The difference in votes for the top two Democratic candidates and top two Republican candidates in the April primary was nearly 100 votes each. Meanwhile, there were thousands of African Americans who could not vote in that district due to disenfranchisement. As it happens, the Republican city council candidate Michael Nolet told The Baltimore Sun, perhaps self-servingly, that one of his chief concerns for the district was its high levels of disenfranchisement.
The figure below, from the report, gives a glimpse of what the voting population in Baltimore’s districts could look like if all things were racially equal:
In the figure above, the solid black bars represent the actual number of African Americans who are able to vote in a city council district. The hollow portion above each solid bar reflects the size of the black population that can’t vote due to disenfranchisement. The solid red dots represent the total African-American populations in those districts, while the hollow dots signal what the black populations would be if not for early deaths, prison, and the racism behind it all.
If a solid red dot is above a solid black bar, that means African Americans do not have an enfranchised voting majority in that district (or, at least didn’t in 2010).

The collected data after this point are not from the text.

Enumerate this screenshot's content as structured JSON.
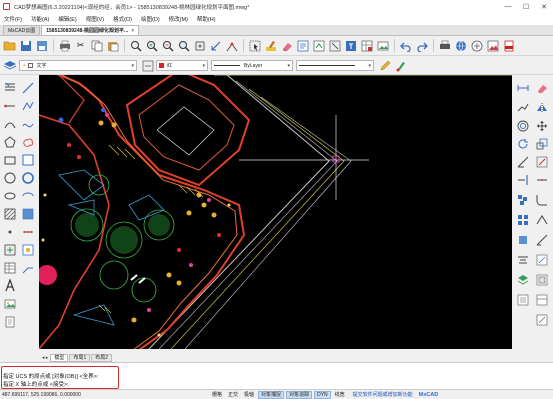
{
  "titlebar": {
    "title": "CAD梦想画图(6.3.20221104)<现经的经，会员1> - 1585130839248-桃林园绿化规划平面图.mwg*",
    "minimize": "—",
    "maximize": "☐",
    "close": "✕"
  },
  "menu": {
    "items": [
      "文件(F)",
      "功能(A)",
      "编辑(E)",
      "视图(V)",
      "格式(O)",
      "绘图(D)",
      "修改(M)",
      "帮助(H)"
    ]
  },
  "doc_tabs": [
    {
      "label": "MxCAD云图"
    },
    {
      "label": "1585130839248-桃园园绿化规划平..."
    }
  ],
  "doc_tab_close": "×",
  "toolbar": {
    "layer_combo": "文字",
    "color_combo": "红",
    "linetype_combo": "ByLayer",
    "color_swatch": "#e02020",
    "combo_arrow": "▾"
  },
  "toolbar_icons": [
    "open-file-icon",
    "save-icon",
    "save-as-icon",
    "print-icon",
    "cut-icon",
    "copy-icon",
    "paste-icon",
    "zoom-window-icon",
    "zoom-in-icon",
    "zoom-out-icon",
    "zoom-extents-icon",
    "pan-icon",
    "orbit-icon",
    "measure-icon",
    "select-icon",
    "match-properties-icon",
    "erase-icon",
    "properties-icon",
    "layer-icon",
    "block-icon",
    "text-icon",
    "table-icon",
    "image-icon",
    "undo-icon",
    "redo-icon",
    "plot-icon",
    "cloud-icon",
    "share-icon",
    "picture-icon",
    "pdf-icon"
  ],
  "layout_tabs": {
    "nav": "◂ ▸",
    "tabs": [
      "模型",
      "布局1",
      "布局2"
    ]
  },
  "command": {
    "line1": "指定 UCS 的原点或 [对象(OB)] <全界>:",
    "line2": "指定 X 轴上的点或 <接受>:"
  },
  "status": {
    "coords": "487.699117,  525.199086,  0.000000",
    "buttons": [
      "栅格",
      "正交",
      "极轴",
      "对象捕捉",
      "对象追踪",
      "DYN",
      "线宽"
    ],
    "active": [
      false,
      false,
      false,
      true,
      true,
      true,
      false
    ],
    "link": "提交软件问题或增加新功能",
    "brand": "MxCAD"
  }
}
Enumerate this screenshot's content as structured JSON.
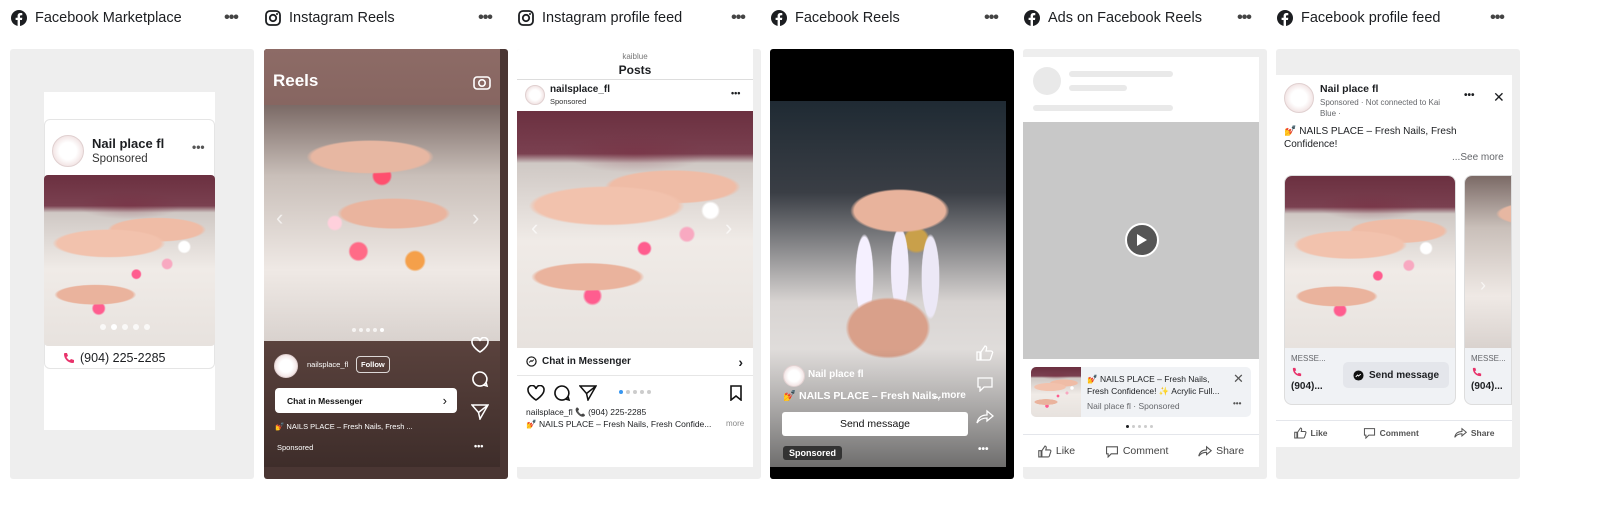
{
  "placements": [
    {
      "name": "Facebook Marketplace",
      "platform": "facebook"
    },
    {
      "name": "Instagram Reels",
      "platform": "instagram"
    },
    {
      "name": "Instagram profile feed",
      "platform": "instagram"
    },
    {
      "name": "Facebook Reels",
      "platform": "facebook"
    },
    {
      "name": "Ads on Facebook Reels",
      "platform": "facebook"
    },
    {
      "name": "Facebook profile feed",
      "platform": "facebook"
    }
  ],
  "more_glyph": "•••",
  "marketplace": {
    "page_name": "Nail place fl",
    "sponsored": "Sponsored",
    "phone": "(904) 225-2285"
  },
  "ig_reels": {
    "title": "Reels",
    "handle": "nailsplace_fl",
    "follow": "Follow",
    "cta": "Chat in Messenger",
    "caption": "💅 NAILS PLACE – Fresh Nails, Fresh ...",
    "sponsored": "Sponsored"
  },
  "ig_profile": {
    "account": "kaiblue",
    "posts": "Posts",
    "handle": "nailsplace_fl",
    "sponsored": "Sponsored",
    "cta": "Chat in Messenger",
    "caption_line1": "nailsplace_fl 📞 (904) 225-2285",
    "caption_line2": "💅 NAILS PLACE – Fresh Nails, Fresh Confide...",
    "more": "more"
  },
  "fb_reels": {
    "page_name": "Nail place fl",
    "caption": "💅 NAILS PLACE – Fresh Nails,",
    "more": "...more",
    "cta": "Send message",
    "sponsored": "Sponsored"
  },
  "ads_fb_reels": {
    "ad_text": "💅 NAILS PLACE – Fresh Nails, Fresh Confidence! ✨ Acrylic Full...",
    "meta": "Nail place fl · Sponsored",
    "like": "Like",
    "comment": "Comment",
    "share": "Share"
  },
  "fb_profile": {
    "page_name": "Nail place fl",
    "meta": "Sponsored · Not connected to Kai Blue ·",
    "text": "💅 NAILS PLACE – Fresh Nails, Fresh Confidence!",
    "see_more": "...See more",
    "card1_label": "MESSE...",
    "card1_phone": "(904)...",
    "card1_cta": "Send message",
    "card2_label": "MESSE...",
    "card2_phone": "(904)...",
    "like": "Like",
    "comment": "Comment",
    "share": "Share"
  },
  "colors": {
    "facebook": "#1c1e21",
    "accent_pink": "#e8336b",
    "page_bg": "#eeeeee"
  }
}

If a hollow dot is placed below the hollow bar-extension’s dashed margins, that means the disenfranchised population would’ve been large enough for an African-American majority in that district—meaning that disenfranchised population could have significantly affected that district’s election outcomes.

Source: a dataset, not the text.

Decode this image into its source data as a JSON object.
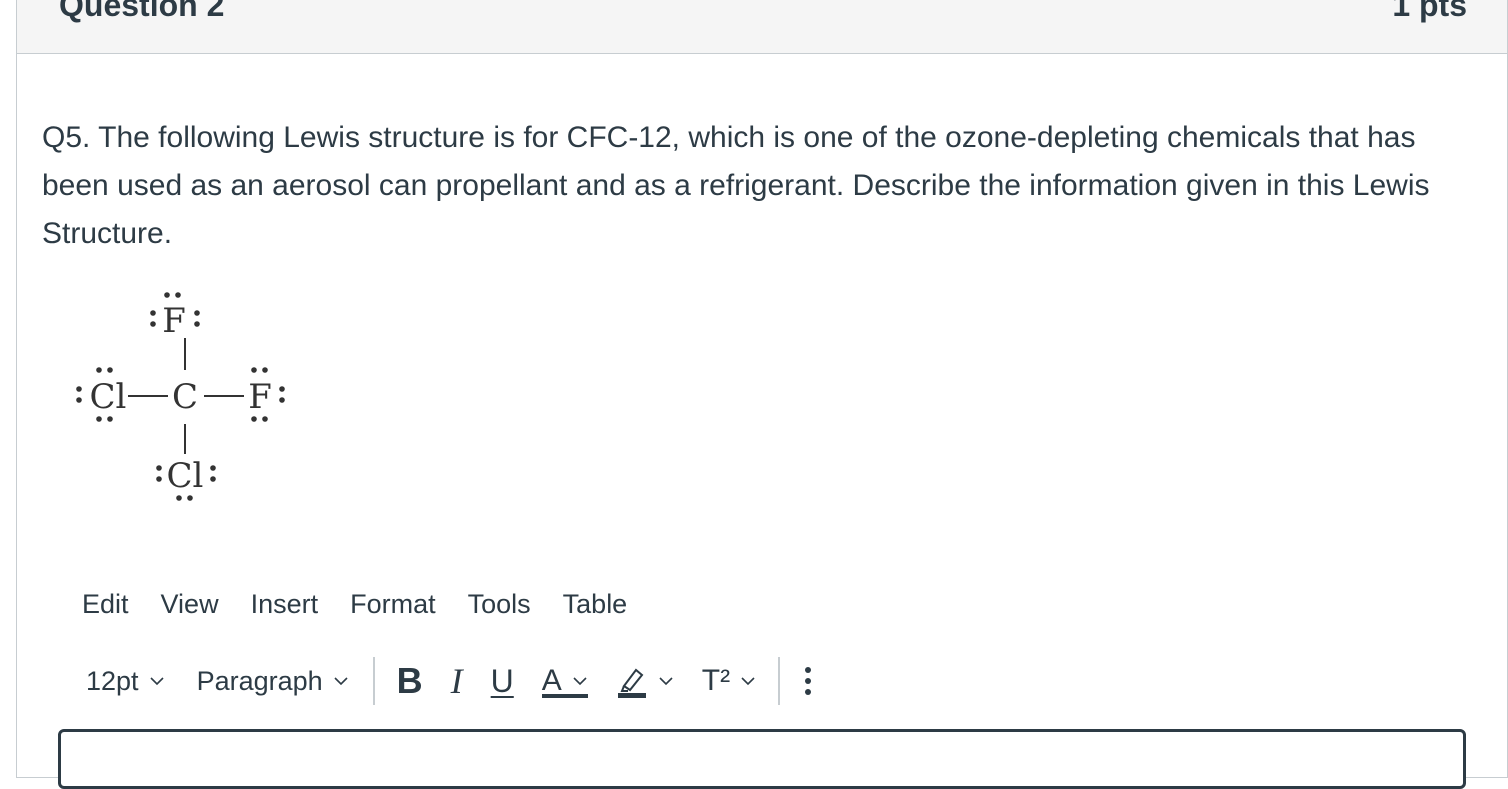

That is true for Baltimore’s City Council District 10, where black lives mattering has as much to do with being able to breathe as it does with police-involved deaths like Freddie Gray’s. There are numerous other examples among congressional and state legislative districts where disenfranchisement has skewed the voting populations so much as to possibly impact election results. The paper states that:
- There are 73 congressional districts where at least 20,000 African-American men and women have been disproportionately disenfranchised due to early mortality, incarceration, or prior felony convictions.
- There are 29 congressional districts that have more than 40,000 disproportionately disenfranchised African Americans, and three with more than 80,000.

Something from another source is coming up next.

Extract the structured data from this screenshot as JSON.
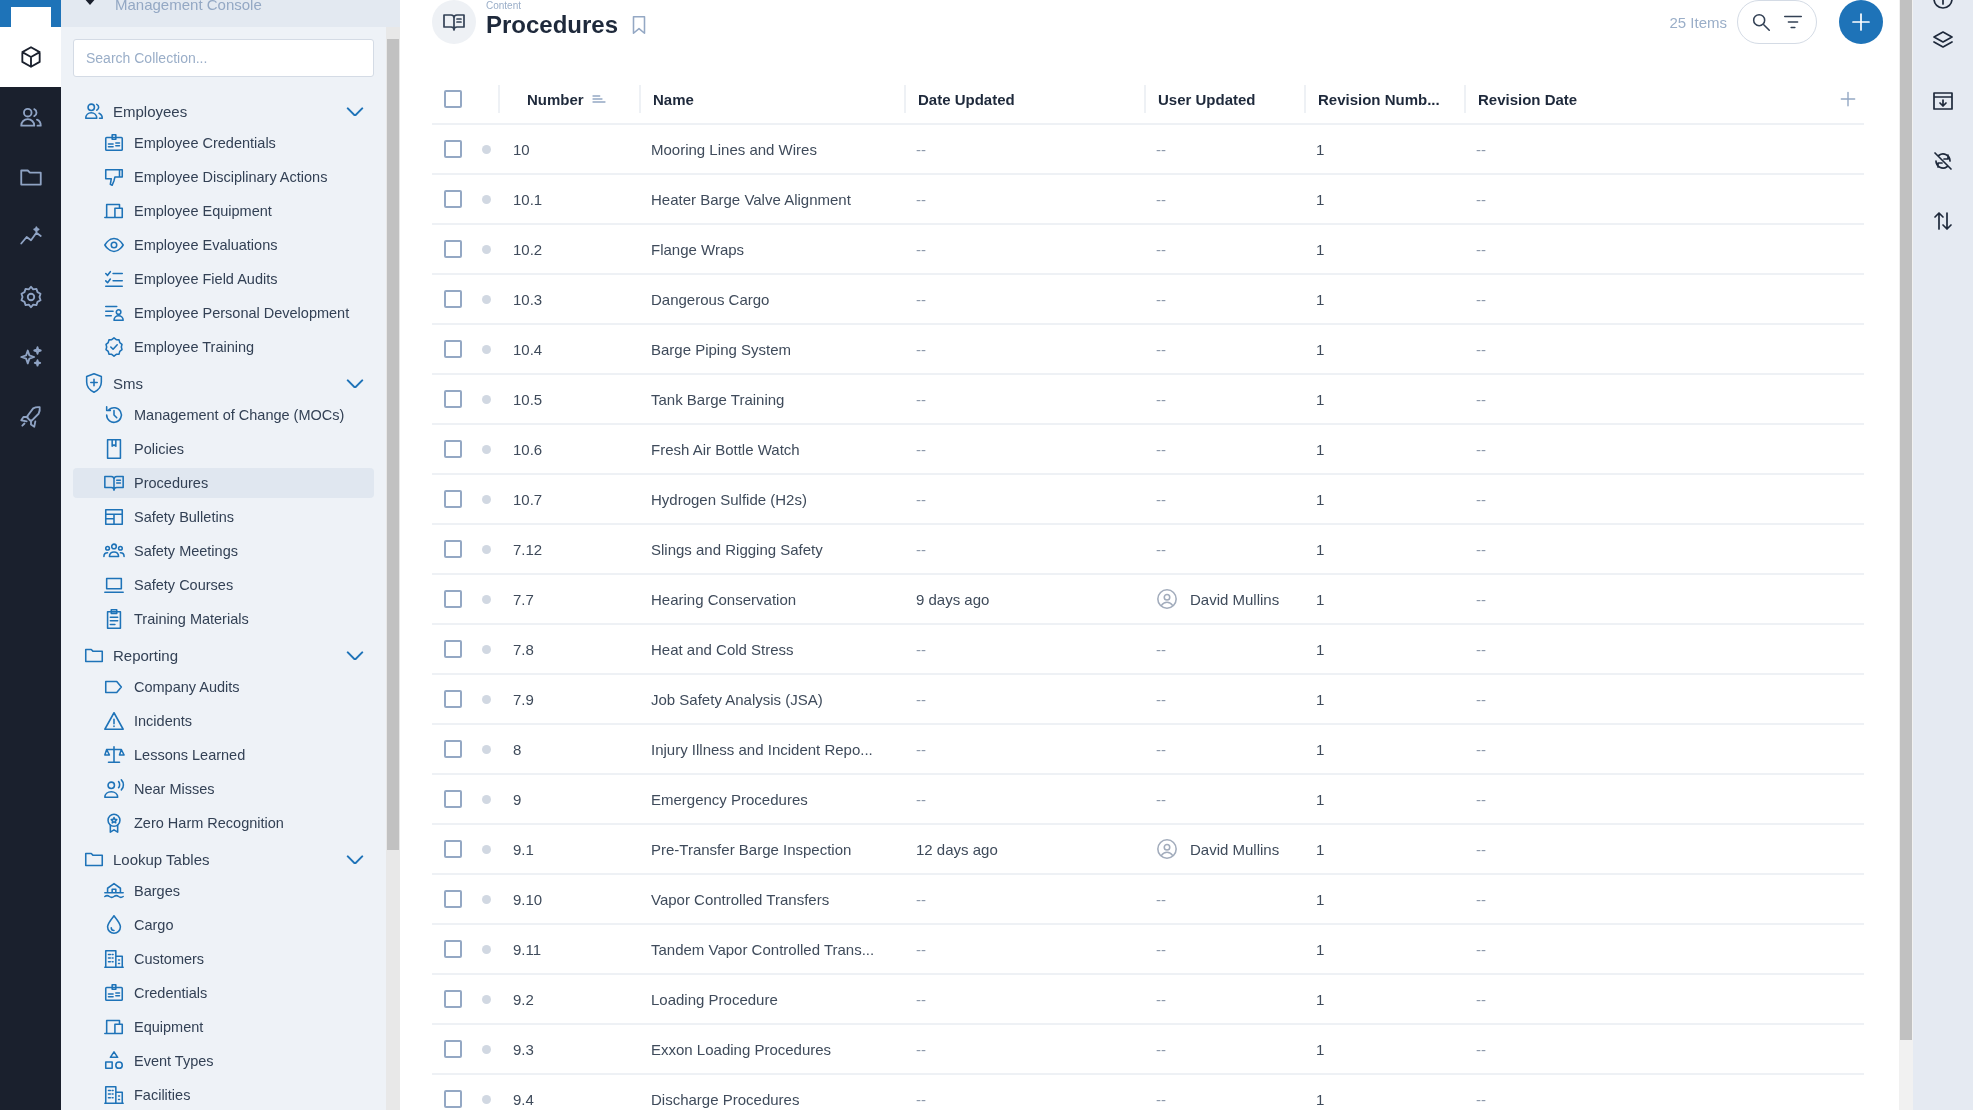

- There are five congressional districts in Virginia and Florida alone where the rate of disproportionately disenfranchised African Americans is above 30 percent.
As shown in the charts below, there are dozens of state legislative districts where at least a quarter of the African-American population is disproportionately disenfranchised. There are 19 districts that disenfranchise more than a third of their black populations, and a handful that disenfranchise more than 40 percent of black voters.
The magnitude of these numbers not only affects the number of voters, but also the number of African Americans who could’ve run for office. This means that some would-be Barack Obama, Cory Booker, Mia Love, or Muriel Bowser is in a cemetery or corrections center.
There are limitations, of course, to this study: Had these missing African Americans been accounted for, some of these districts would be drawn differently, and gerrymandering has its own disenfranchising effects. Also, the researchers assume that the millions missing would still all participate in elections at the same rate as white voters.
But if all things were truly equal—if black people didn’t die earlier due to heart disease, cancer, gun violence, nor had to stress about dealing with racially biased police, prosecutors, and judges—it’s hard to imagine they wouldn’t have comparable electoral participation rates with whites. Imagine what Tamir Rice would have voted for, or what elected official he could have become, had his life not been cut so short.